In 2010, Mr Windsor and fellow independent Rob Oakeshott included NBN choices on their shortlist of reasons for backing Julia Gillard to form government over Tony Abbott.
They supported an all-fibre network, with a ‘roll-in’ from the regions towards the city, which was an economic argument with several elements.
Getting regional centres connected to high-speed broadband helps alleviate some economic disadvantage.
Farmers, for instance, are increasingly employing internet-enabled technologies to improve crop or livestock production – so called ‘smart-farming‘.
Click to compare internet speeds:
And regional Australians stand to gain the most in e-health applications, including in-home aged care, and online education – again, because of reducing the number of times they have to travel.
That might not interest city folk too much, until you look at the flip-side of the regional coin.
Sydney and Melbourne, both of which have large infrastructure deficits in road, rail and other services, are growing increasingly expensive and difficult to live in.
That’s why an increasing number of regional cities are putting money into marketing campaigns to coax resident away from the Big Smoke.
See, for instance, this TV ad for living in regional Victoria – featuring, of course, a bloke using a laptop in his garden.
Sooner, cheaper, slower
‘So what’s the problem’, you might ask? The Coalition won government in 2013, with then-Communications Minister Malcolm Turnbull releasing a plan to complete the NBN “sooner and at lower cost” than Labor’s scheme, which had been costed (according to Mr Turnbull) at more than $90 billion.
The Coalition’s NBN is cheaper because it only provides full-fibre connections to 20 per cent of premises. The rest is a combination of fibre-to-the-node (points in the street), HFC cables (used for cable TV) and some wireless and satellite services.
That, argued Mr Turnbull, would give Australians all the internet speed they could reasonably require – and all for a much lower cost of around $50 billion.
Importantly, for Mr Windsor, the Coalition also scrapped the ‘roll-in’ principle, and made it an urban ‘roll-out’ model instead.
Mr Windsor said at Thursday’s news conference, that the NBN is “a national issue of very high importance within the country areas – absolutely critical”.

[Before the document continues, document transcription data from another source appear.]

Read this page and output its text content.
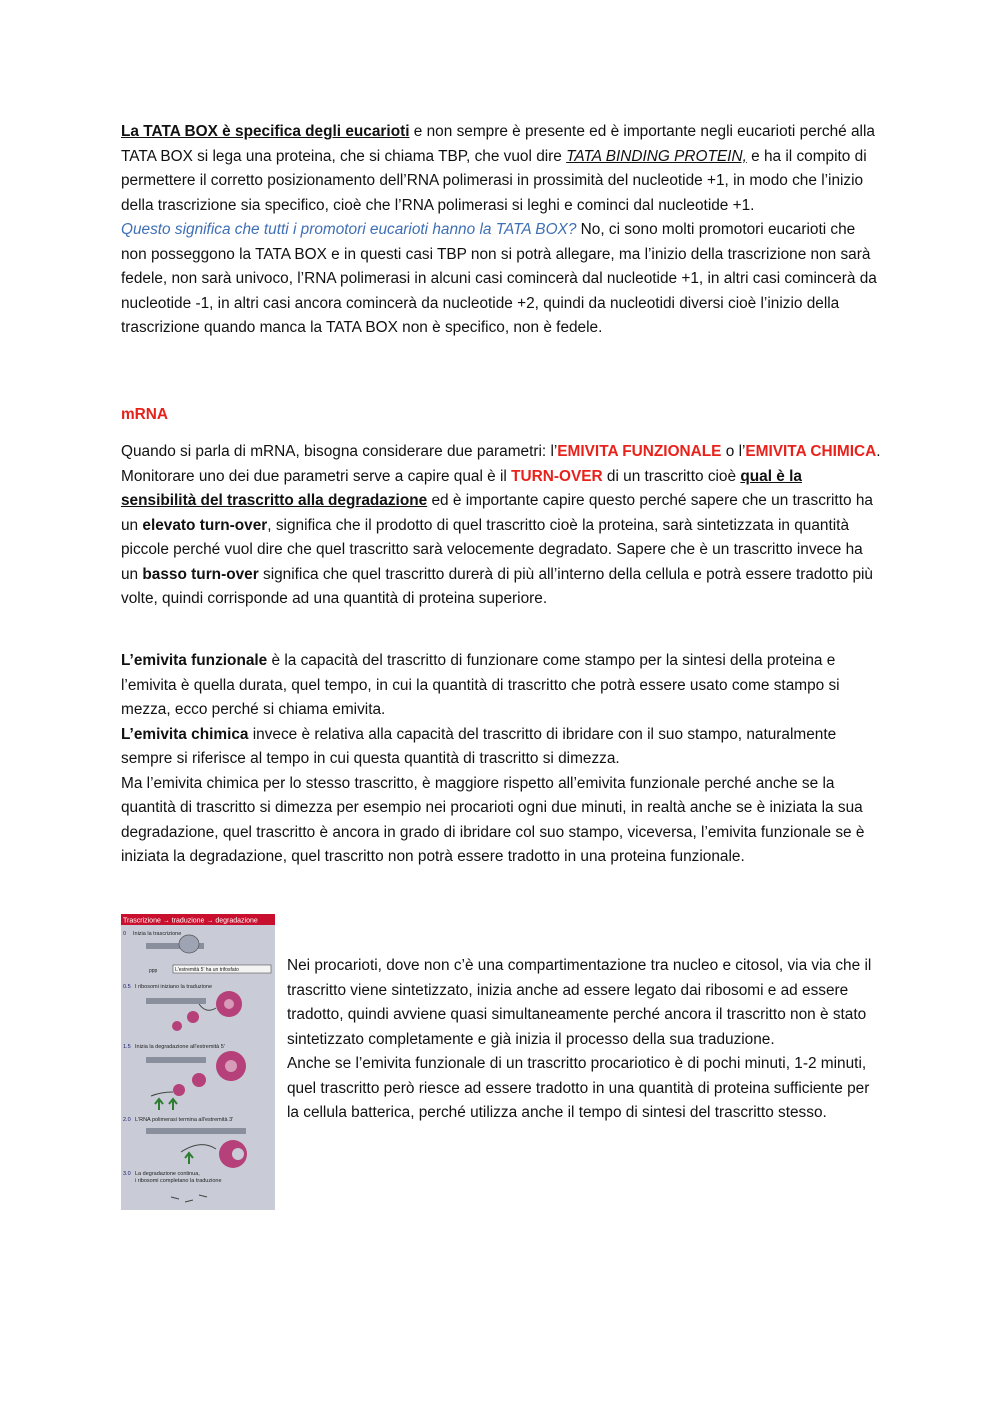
La TATA BOX è specifica degli eucarioti e non sempre è presente ed è importante negli eucarioti perché alla TATA BOX si lega una proteina, che si chiama TBP, che vuol dire TATA BINDING PROTEIN, e ha il compito di permettere il corretto posizionamento dell’RNA polimerasi in prossimità del nucleotide +1, in modo che l’inizio della trascrizione sia specifico, cioè che l’RNA polimerasi si leghi e cominci dal nucleotide +1.

Questo significa che tutti i promotori eucarioti hanno la TATA BOX? No, ci sono molti promotori eucarioti che non posseggono la TATA BOX e in questi casi TBP non si potrà allegare, ma l’inizio della trascrizione non sarà fedele, non sarà univoco, l’RNA polimerasi in alcuni casi comincerà dal nucleotide +1, in altri casi comincerà da nucleotide -1, in altri casi ancora comincerà da nucleotide +2, quindi da nucleotidi diversi cioè l’inizio della trascrizione quando manca la TATA BOX non è specifico, non è fedele.

mRNA

Quando si parla di mRNA, bisogna considerare due parametri: l’EMIVITA FUNZIONALE o l’EMIVITA CHIMICA. Monitorare uno dei due parametri serve a capire qual è il TURN-OVER di un trascritto cioè qual è la sensibilità del trascritto alla degradazione ed è importante capire questo perché sapere che un trascritto ha un elevato turn-over, significa che il prodotto di quel trascritto cioè la proteina, sarà sintetizzata in quantità piccole perché vuol dire che quel trascritto sarà velocemente degradato. Sapere che è un trascritto invece ha un basso turn-over significa che quel trascritto durerà di più all’interno della cellula e potrà essere tradotto più volte, quindi corrisponde ad una quantità di proteina superiore.

L’emivita funzionale è la capacità del trascritto di funzionare come stampo per la sintesi della proteina e l’emivita è quella durata, quel tempo, in cui la quantità di trascritto che potrà essere usato come stampo si mezza, ecco perché si chiama emivita.

L’emivita chimica invece è relativa alla capacità del trascritto di ibridare con il suo stampo, naturalmente sempre si riferisce al tempo in cui questa quantità di trascritto si dimezza.

Ma l’emivita chimica per lo stesso trascritto, è maggiore rispetto all’emivita funzionale perché anche se la quantità di trascritto si dimezza per esempio nei procarioti ogni due minuti, in realtà anche se è iniziata la sua degradazione, quel trascritto è ancora in grado di ibridare col suo stampo, viceversa, l’emivita funzionale se è iniziata la degradazione, quel trascritto non potrà essere tradotto in una proteina funzionale.

Trascrizione → traduzione → degradazione
0 Inizia la trascrizione
ppp	L'estremità 5' ha un trifosfato
0.5 I ribosomi iniziano la traduzione
1.5 Inizia la degradazione all'estremità 5'
2.0 L'RNA polimerasi termina all'estremità 3'
3.0 La degradazione continua,
i ribosomi completano la traduzione

Nei procarioti, dove non c’è una compartimentazione tra nucleo e citosol, via via che il trascritto viene sintetizzato, inizia anche ad essere legato dai ribosomi e ad essere tradotto, quindi avviene quasi simultaneamente perché ancora il trascritto non è stato sintetizzato completamente e già inizia il processo della sua traduzione.

Anche se l’emivita funzionale di un trascritto procariotico è di pochi minuti, 1-2 minuti, quel trascritto però riesce ad essere tradotto in una quantità di proteina sufficiente per la cellula batterica, perché utilizza anche il tempo di sintesi del trascritto stesso.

“Go to Armidale and see what they’ve done there and what they are planning to do, and you will see that it is actually a cost benefit to be in the country … It has to be fibre to the home, and I will fight to see that restored as well,” he said.
He then contrasted that with Tamworth, also in the New England electorate he is contesting.
“Tamworth is not in the rollout, nothing has happened. Armidale, fully rolled out, fully engaged. All of the technology that will be required this century is happening in Armidale.”
The Turnbull contradiction
This presents problems for Prime Minister Turnbull on two fronts. If he is returned to government, it may well be without his deputy PM.
But more importantly, Mr Windsor is going to put economic arguments around the NBN back onto the national stage.
Mr Windsor will be shining a light on the ‘fast-enough’ NBN – a network that will be significantly eclipsed by broadband speeds in our trading partners in the years ahead.
The graphic below, also created by Rod Tucker, shows how far behind we are falling.
On the same day Mr Windsor announced his candidacy, Treasurer Scott Morrison was singing the praises of an economy driven by huge amounts of data, particularly in the ‘Fintec’, or financial technology space.
He said in a statement: “Businesses and authorities now have structured access to almost unlimited data, especially with the advent of social media, that sophisticated algorithms can quickly interrogate and transform into new services and products.
“The frictionless operation of FinTech innovations, such as blockchain and digital currencies, are generating new value streams, not just in financial services, but across the economy.”
Well that’s not going to happen via the current version of Australia’s NBN, sadly.
There is speculation in IT circles, that the blockchain files Mr Morrison mentions will soon be measured in terabytes – far too big to send efficiently across the creaky NBN-lite.
This will especially be true in regional areas – a fact Mr Windsor will make much of in the run-up to the election.
If he wins New England, a big part of his success will be showing regional Australians why the government of “innovation” and “agility” is delivering them a technological springboard with all the motive force of a New England cow-pat.